In the context of phase space, our "velocity" vector $\mathbf{v}$ has components $(\dot{q}_1, \ldots, \dot{q}_{3N}, \dot{p}_1, \ldots, \dot{p}_{3N})$. The sum $\sum_{i=1}^{3N} \left( \frac{\partial \dot{q}_i}{\partial q_i} + \frac{\partial \dot{p}_i}{\partial p_i} \right)$ is precisely the **divergence of this phase space velocity field**.

As derived using Hamilton's equations:
$$\sum_{i=1}^{3N} \left( \frac{\partial \dot{q}_i}{\partial q_i} + \frac{\partial \dot{p}_i}{\partial p_i} \right) = \sum_{i=1}^{3N} \left( \frac{\partial}{\partial q_i} \left( \frac{\partial H}{\partial p_i} \right) + \frac{\partial}{\partial p_i} \left( -\frac{\partial H}{\partial q_i} \right) \right) = \sum_{i=1}^{3N} \left( \frac{\partial^2 H}{\partial q_i \partial p_i} - \frac{\partial^2 H}{\partial p_i \partial q_i} \right) = 0$$

Since this divergence is zero for Hamiltonian systems, it means that the phase space velocity field has no net sources or sinks.

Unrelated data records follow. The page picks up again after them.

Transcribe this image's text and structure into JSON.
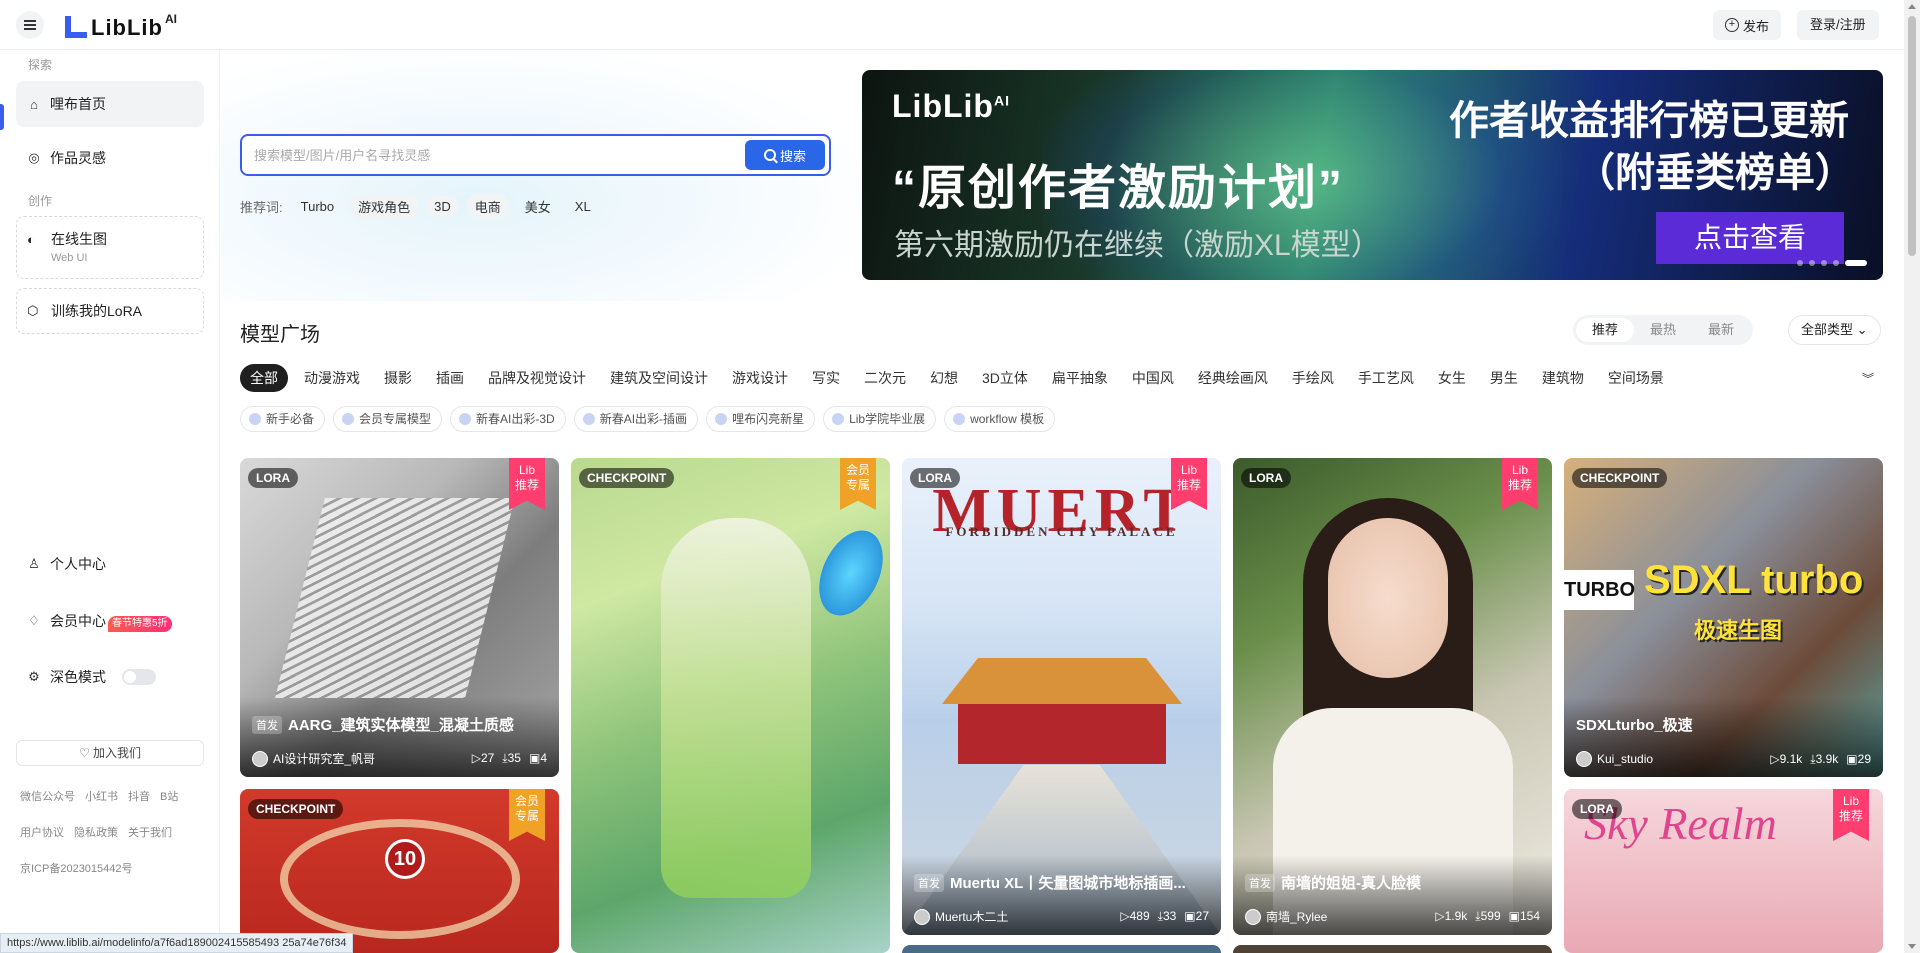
{
  "app": {
    "logo_text": "LibLib",
    "logo_ai": "AI",
    "publish_label": "发布",
    "login_label": "登录/注册"
  },
  "sidebar": {
    "explore_label": "探索",
    "home_label": "哩布首页",
    "inspiration_label": "作品灵感",
    "create_label": "创作",
    "online_gen_label": "在线生图",
    "online_gen_sub": "Web UI",
    "train_label": "训练我的LoRA",
    "profile_label": "个人中心",
    "vip_label": "会员中心",
    "vip_badge": "春节特惠5折",
    "dark_label": "深色模式",
    "join_label": "加入我们",
    "links_row1": [
      "微信公众号",
      "小红书",
      "抖音",
      "B站"
    ],
    "links_row2": [
      "用户协议",
      "隐私政策",
      "关于我们"
    ],
    "icp": "京ICP备2023015442号"
  },
  "search": {
    "placeholder": "搜索模型/图片/用户名寻找灵感",
    "button_label": "搜索",
    "rec_label": "推荐词:",
    "rec_tags": [
      "Turbo",
      "游戏角色",
      "3D",
      "电商",
      "美女",
      "XL"
    ]
  },
  "banner": {
    "logo": "LibLib",
    "logo_ai": "AI",
    "main": "“原创作者激励计划”",
    "sub": "第六期激励仍在继续（激励XL模型）",
    "right1": "作者收益排行榜已更新",
    "right2": "（附垂类榜单）",
    "cta": "点击查看"
  },
  "plaza": {
    "title": "模型广场",
    "sort_options": [
      "推荐",
      "最热",
      "最新"
    ],
    "type_select": "全部类型",
    "categories": [
      "全部",
      "动漫游戏",
      "摄影",
      "插画",
      "品牌及视觉设计",
      "建筑及空间设计",
      "游戏设计",
      "写实",
      "二次元",
      "幻想",
      "3D立体",
      "扁平抽象",
      "中国风",
      "经典绘画风",
      "手绘风",
      "手工艺风",
      "女生",
      "男生",
      "建筑物",
      "空间场景"
    ],
    "tags": [
      "新手必备",
      "会员专属模型",
      "新春AI出彩-3D",
      "新春AI出彩-插画",
      "哩布闪亮新星",
      "Lib学院毕业展",
      "workflow 模板"
    ]
  },
  "cards": [
    {
      "type": "LORA",
      "ribbon": "Lib\n推荐",
      "first": "首发",
      "title": "AARG_建筑实体模型_混凝土质感",
      "author": "AI设计研究室_帆哥",
      "stats": [
        "27",
        "35",
        "4"
      ]
    },
    {
      "type": "CHECKPOINT",
      "ribbon": "会员\n专属"
    },
    {
      "type": "LORA",
      "ribbon": "Lib\n推荐",
      "first": "首发",
      "title": "Muertu XL丨矢量图城市地标插画...",
      "author": "Muertu木二土",
      "stats": [
        "489",
        "33",
        "27"
      ],
      "art_title": "MUERT",
      "art_sub": "FORBIDDEN CITY PALACE"
    },
    {
      "type": "LORA",
      "ribbon": "Lib\n推荐",
      "first": "首发",
      "title": "南墙的姐姐-真人脸模",
      "author": "南墙_Rylee",
      "stats": [
        "1.9k",
        "599",
        "154"
      ]
    },
    {
      "type": "CHECKPOINT",
      "title": "SDXLturbo_极速",
      "author": "Kui_studio",
      "stats": [
        "9.1k",
        "3.9k",
        "29"
      ],
      "art_title": "SDXL turbo",
      "art_turbo": "TURBO",
      "art_sub": "极速生图"
    },
    {
      "type": "CHECKPOINT",
      "ribbon": "会员\n专属",
      "art_num": "10"
    },
    {
      "type": "LORA",
      "ribbon": "Lib\n推荐",
      "art_title": "Sky Realm"
    }
  ],
  "status_url": "https://www.liblib.ai/modelinfo/a7f6ad189002415585493 25a74e76f34"
}
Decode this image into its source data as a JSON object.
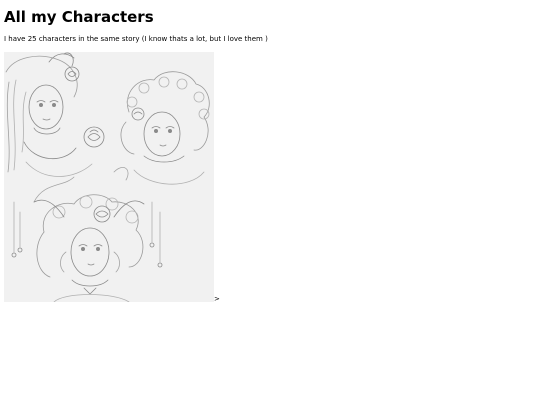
{
  "page": {
    "title": "All my Characters",
    "description": "I have 25 characters in the same story (I know thats a lot, but I love them )",
    "trailing_text": ">"
  },
  "artwork": {
    "kind": "pencil sketch of three characters",
    "icon": "sketch-image"
  },
  "colors": {
    "background": "#ffffff",
    "text": "#000000",
    "paper": "#f4f4f4",
    "pencil": "#8a8a8a"
  }
}
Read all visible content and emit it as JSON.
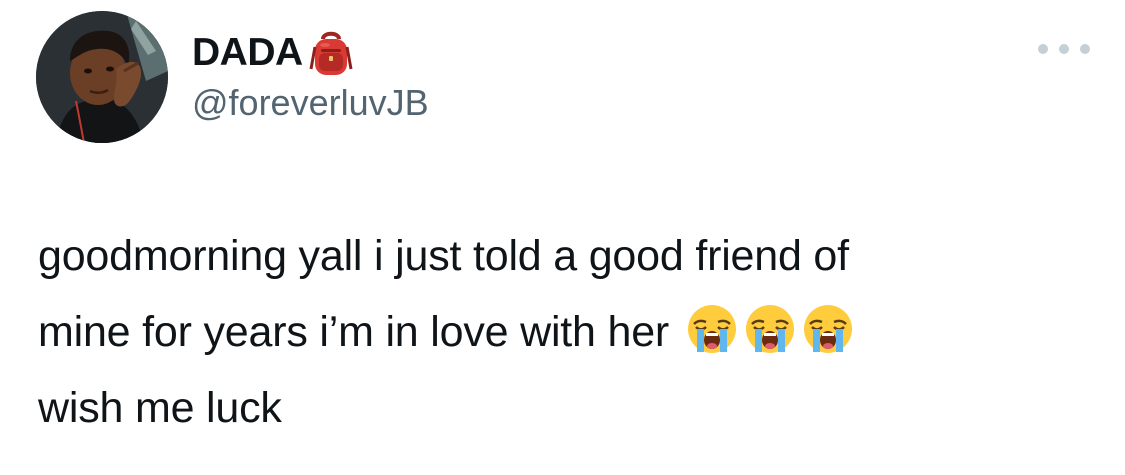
{
  "author": {
    "display_name": "DADA",
    "name_emoji": "backpack-icon",
    "handle": "@foreverluvJB"
  },
  "tweet": {
    "line1": "goodmorning yall i just told a good friend of",
    "line2": "mine for years i’m in love with her",
    "line3": "wish me luck",
    "emoji": "loudly-crying-face-icon"
  },
  "colors": {
    "text": "#0f1419",
    "secondary": "#536471",
    "more_dots": "#c4cfd6"
  }
}
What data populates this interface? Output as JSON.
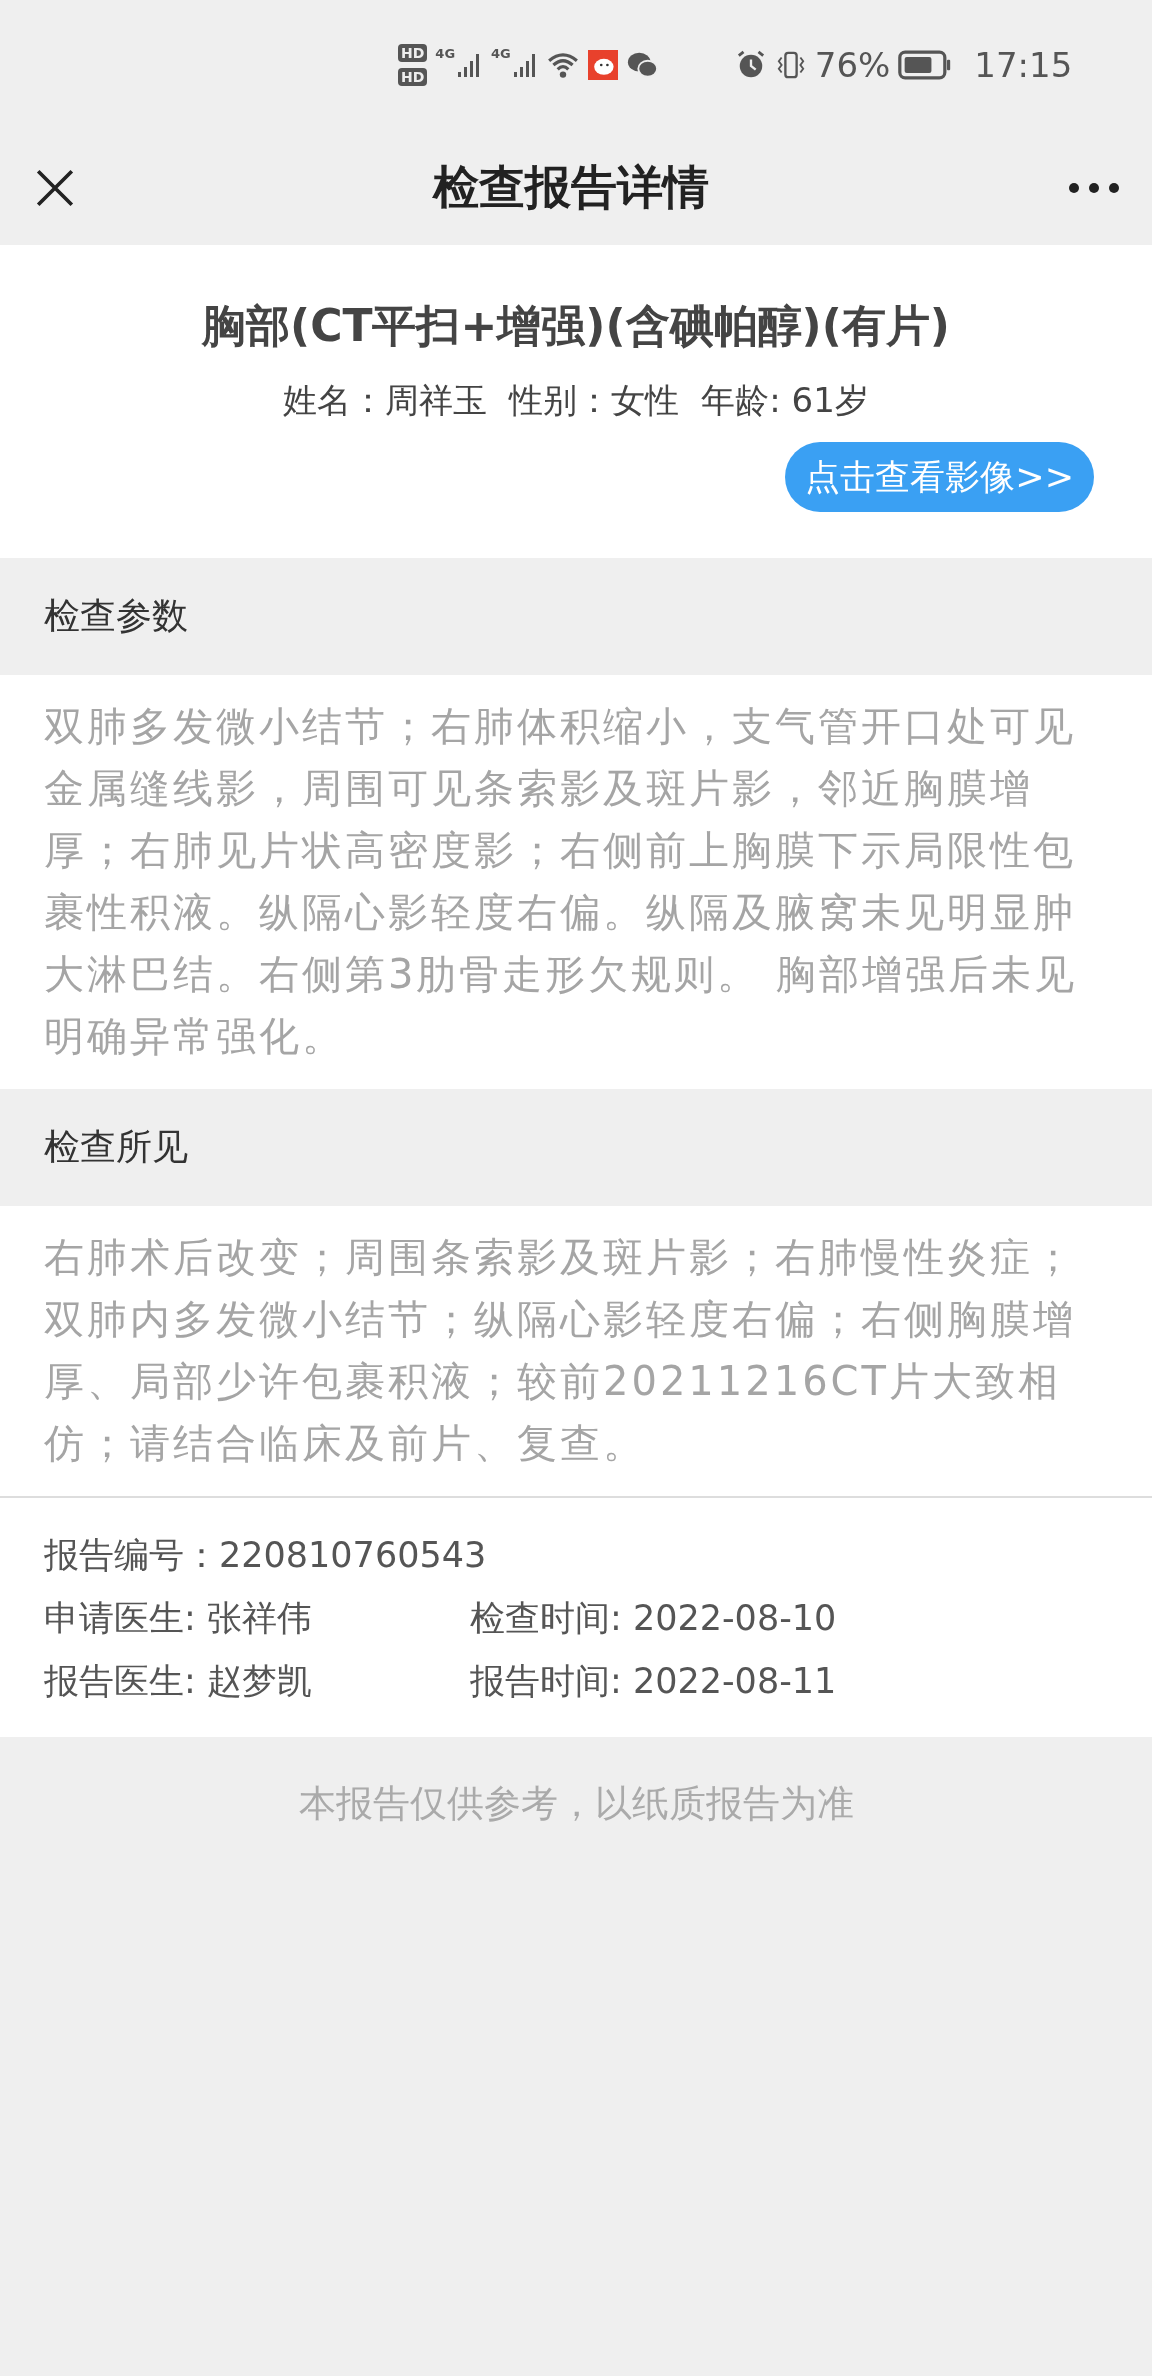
{
  "status_bar": {
    "battery": "76%",
    "time": "17:15",
    "sim_labels": [
      "HD",
      "HD"
    ],
    "network": [
      "4G",
      "4G"
    ]
  },
  "nav": {
    "title": "检查报告详情"
  },
  "report": {
    "title": "胸部(CT平扫+增强)(含碘帕醇)(有片)",
    "patient": [
      "姓名：周祥玉",
      "性别：女性",
      "年龄: 61岁"
    ],
    "view_images_button": "点击查看影像>>"
  },
  "sections": [
    {
      "heading": "检查参数",
      "body": "双肺多发微小结节；右肺体积缩小，支气管开口处可见金属缝线影，周围可见条索影及斑片影，邻近胸膜增厚；右肺见片状高密度影；右侧前上胸膜下示局限性包裹性积液。纵隔心影轻度右偏。纵隔及腋窝未见明显肿大淋巴结。右侧第3肋骨走形欠规则。 胸部增强后未见明确异常强化。"
    },
    {
      "heading": "检查所见",
      "body": "右肺术后改变；周围条索影及斑片影；右肺慢性炎症；双肺内多发微小结节；纵隔心影轻度右偏；右侧胸膜增厚、局部少许包裹积液；较前20211216CT片大致相仿；请结合临床及前片、复查。"
    }
  ],
  "info_rows": [
    [
      "报告编号：220810760543"
    ],
    [
      "申请医生: 张祥伟",
      "检查时间: 2022-08-10"
    ],
    [
      "报告医生: 赵梦凯",
      "报告时间: 2022-08-11"
    ]
  ],
  "disclaimer": "本报告仅供参考，以纸质报告为准"
}
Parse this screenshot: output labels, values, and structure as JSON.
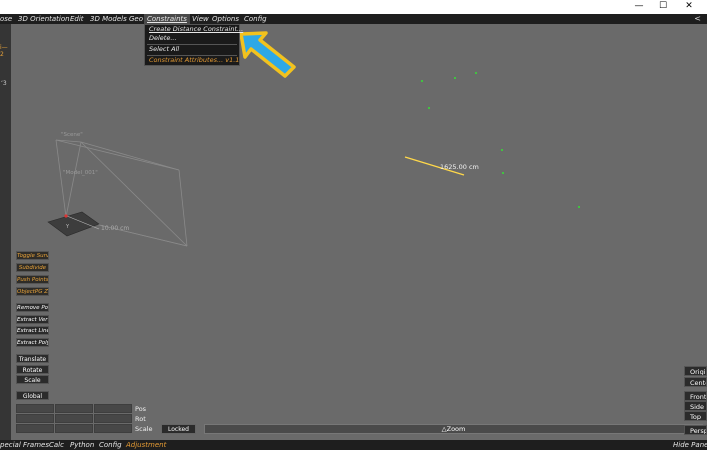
{
  "window": {
    "minimize": "—",
    "maximize": "☐",
    "close": "✕"
  },
  "menubar": {
    "items": [
      "ose",
      "3D Orientation",
      "Edit",
      "3D Models",
      "Geo",
      "Constraints",
      "View",
      "Options",
      "Config"
    ],
    "right_label": "<"
  },
  "left_strip": {
    "mark1": "i—2",
    "mark2": "ʻ3"
  },
  "constraints_menu": {
    "items": [
      "Create Distance Constraint...",
      "Delete...",
      "Select All",
      "Constraint Attributes...  v1.1"
    ]
  },
  "viewport": {
    "scene_label": "\"Scene\"",
    "model_label": "\"Model_001\"",
    "ground_label": "10.00 cm",
    "constraint_label": "1625.00 cm",
    "accent_color": "#ffd84a",
    "arrow_fill": "#2ea8e6",
    "arrow_outline": "#f2c21e",
    "point_color": "#35e035"
  },
  "left_panel": {
    "orange_buttons": [
      "Toggle Survey",
      "Subdivide",
      "Push Points",
      "ObjectPG Z"
    ],
    "tool_buttons": [
      "Remove Poly",
      "Extract Vertex",
      "Extract Line",
      "Extract Polygon"
    ],
    "transform_buttons": [
      "Translate",
      "Rotate",
      "Scale"
    ],
    "global_button": "Global",
    "row_labels": [
      "Pos",
      "Rot",
      "Scale"
    ]
  },
  "bottom": {
    "locked_label": "Locked",
    "zoom_label": "△Zoom",
    "menu_items": [
      "pecial Frames",
      "Calc",
      "Python",
      "Config",
      "Adjustment"
    ],
    "hide_panes": "Hide Panes"
  },
  "right_panel": {
    "buttons": [
      "Origin",
      "Center",
      "Front",
      "Side",
      "Top",
      "Persp"
    ]
  }
}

Therefore, if you consider a small "parcel" of phase space points, as it moves along the trajectories defined by Hamilton's equations, its volume in phase space will not change. This is the hallmark of an **incompressible flow**. The phase space "fluid" can stretch and deform, but its volume remains constant, just like an incompressible physical fluid might change shape while its total volume stays the same.

Substituting this back into the continuity equation:

$$\frac{\partial \rho}{\partial t} + \sum_{i=1}^{3N} \left( \dot{q}_i \frac{\partial \rho}{\partial q_i} + \dot{p}_i \frac{\partial \rho}{\partial p_i} \right) = 0$$

The sum on the left is precisely the **convective derivative** (or total time derivative) of $\rho$ with respect to time, assuming $\rho$ depends explicitly on $t$ as well as implicitly through $q(t)$ and $p(t)$. This is denoted as $d\rho/dt$.

$$\frac{d\rho}{dt} = \frac{\partial \rho}{\partial t} + \sum_{i=1}^{3N} \left( \frac{\partial \rho}{\partial q_i} \frac{dq_i}{dt} + \frac{\partial \rho}{\partial p_i} \frac{dp_i}{dt} \right)$$

So, the Liouville equation can be compactly written as:

$$\frac{d\rho}{dt} = 0$$

This equation implies that the **phase space probability density $\rho$ is constant along the trajectories of the system**. An observer "riding along" with a phase space point would always measure the same density of other points around them. $\frac{d\rho}{dt} = 0$ equation means that if you **follow a specific trajectory in phase space** (i.e., you are "riding along" with a specific phase space point), the density $\rho$ that you observe *at that specific point* will **not change with time**.

Imagine a fluid with dye markers. If you are standing still in the fluid, you might see the dye concentration change as different parts of the fluid flow past you ($\frac{\partial \rho}{\partial t} \neq 0$). However, if you attach yourself to one of the dye markers and move with it, you will always be within the same "parcel" of fluid, and the concentration of dye *within that parcel* (and thus around you) would remain constant, assuming the fluid is incompressible ($\frac{d\rho}{dt} = 0$).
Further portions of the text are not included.